Posted by | September 30, 2015 | Uncategorized

GPs are now legally required to have indemnity cover in following a Department of Health ruling to bring UK GPs in line with a European Union directive. Previously, GMC guidance stated that GPs were only required to have cover where necessary, the move comes at a time where the cost of indemnity cover is rising. An ANP in Weston-super-Mare has found her cover rising from under £900 last year to nearly £8000 this year despite there being no problems with her work over the last 12 months.

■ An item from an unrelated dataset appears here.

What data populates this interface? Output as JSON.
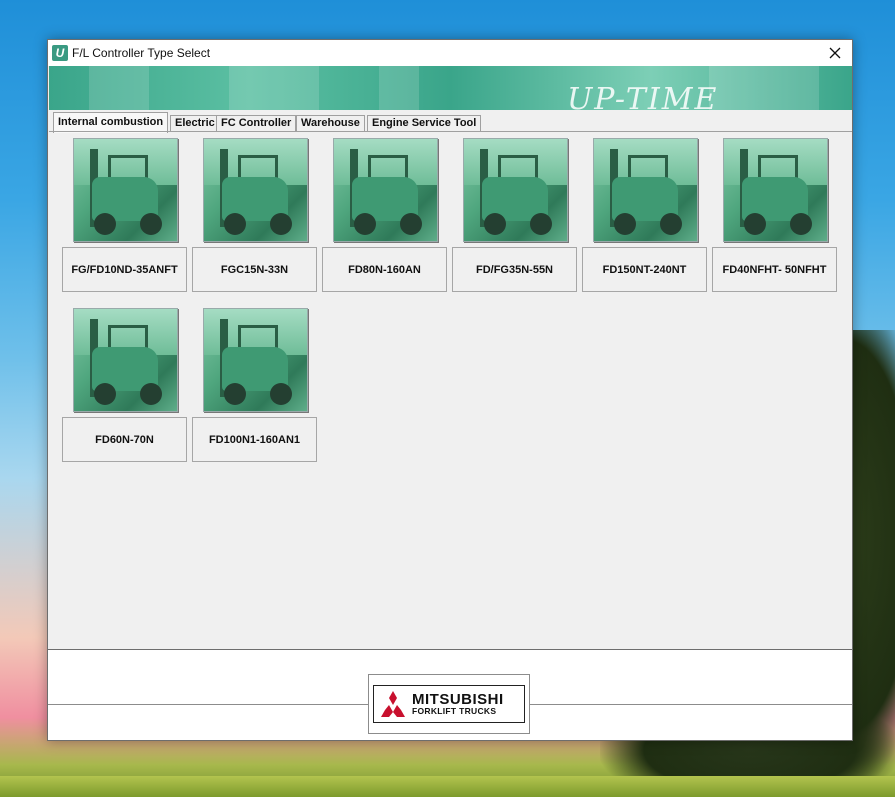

NHS Employers have said they will continue with plans to remove a supplement paid to GP trainees, which brings their pay in line with junior doctors working in hospitals, that could see GP trainees’ pay cut by a third. The RCGP has launched a petition to demand that the health secretary guarantees that GP trainees pay will not be cut. The implications of the new contract due to be forced on junior doctors have led to unparalleled numbers of doctors applying to the GMC to register to the certificates needed to work abroad. Tom Tugendhat, Conservative MP, has called for GPs to work for a set period of time, or pay off their training costs, before moving to work abroad. The proposed ‘return of service’ commitment would be similar to that of Armed Forces staff, for example, fighter pilots who have to serve 12 years before they are allowed to work in the commercial sector.

With the initial funding for the Government’s flagship 7 day access pilots due to run out this month, it transpires that 8 out of the 18 providers have either cut weekend or evening hours, or stopped running the service completely. Earlier this year, another 4 schemes reported similar changes meaning less than half of the pilots are still running as originally planned.

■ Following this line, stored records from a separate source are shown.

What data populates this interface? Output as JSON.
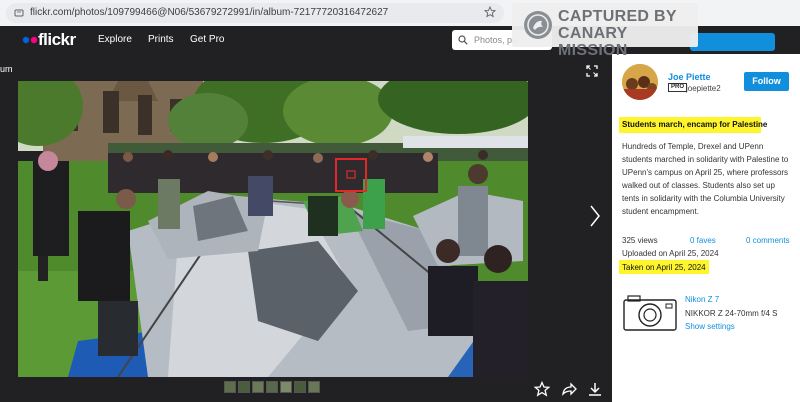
{
  "browser": {
    "url": "flickr.com/photos/109799466@N06/53679272991/in/album-72177720316472627"
  },
  "watermark": {
    "line1": "CAPTURED BY",
    "line2": "CANARY MISSION"
  },
  "header": {
    "logo": "flickr",
    "nav": [
      "Explore",
      "Prints",
      "Get Pro"
    ],
    "search_placeholder": "Photos, pe"
  },
  "stage": {
    "back_label": "um",
    "thumbnail_count": 7
  },
  "sidebar": {
    "username": "Joe Piette",
    "pro_badge": "PRO",
    "handle": "joepiette2",
    "follow_label": "Follow",
    "photo_title": "Students march, encamp for Palestine",
    "description_lines": [
      "Hundreds of Temple, Drexel and UPenn",
      "students marched in solidarity with Palestine to",
      "UPenn's campus on April 25, where professors",
      "walked out of classes. Students also set up",
      "tents in solidarity with the Columbia University",
      "student encampment."
    ],
    "views": "325 views",
    "faves": "0 faves",
    "comments": "0 comments",
    "uploaded": "Uploaded on April 25, 2024",
    "taken": "Taken on April 25, 2024",
    "camera": "Nikon Z 7",
    "lens": "NIKKOR Z 24-70mm f/4 S",
    "show_settings": "Show settings"
  },
  "colors": {
    "accent": "#128fdc",
    "highlight": "#fef52c",
    "dark_bg": "#212124",
    "face_box": "#e02a2a"
  }
}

The Priory Avenue surgery in Caversham, Berkshire, one of the first practices to be placed in special measures, has now been rated ‘requires improvement’ following a re-inspection by the CQC. Meanwhile, Professor Field, CQC Chief Inspector has announced that practices rated ‘good’ or ‘outstanding’ may be inspected less frequently than every two years as planned.

The GPC has revealed its vision for the future of General Practice calling for practices to either federate into larger networks or build ‘super practices’ offering a range of services to patients. The GPC also called for the Department of Health and NHS England to increase GP funding, launch a campaign aimed at patients to reduce inappropriate appointment requests and establish an infrastructure fund to upgrade premises and technology.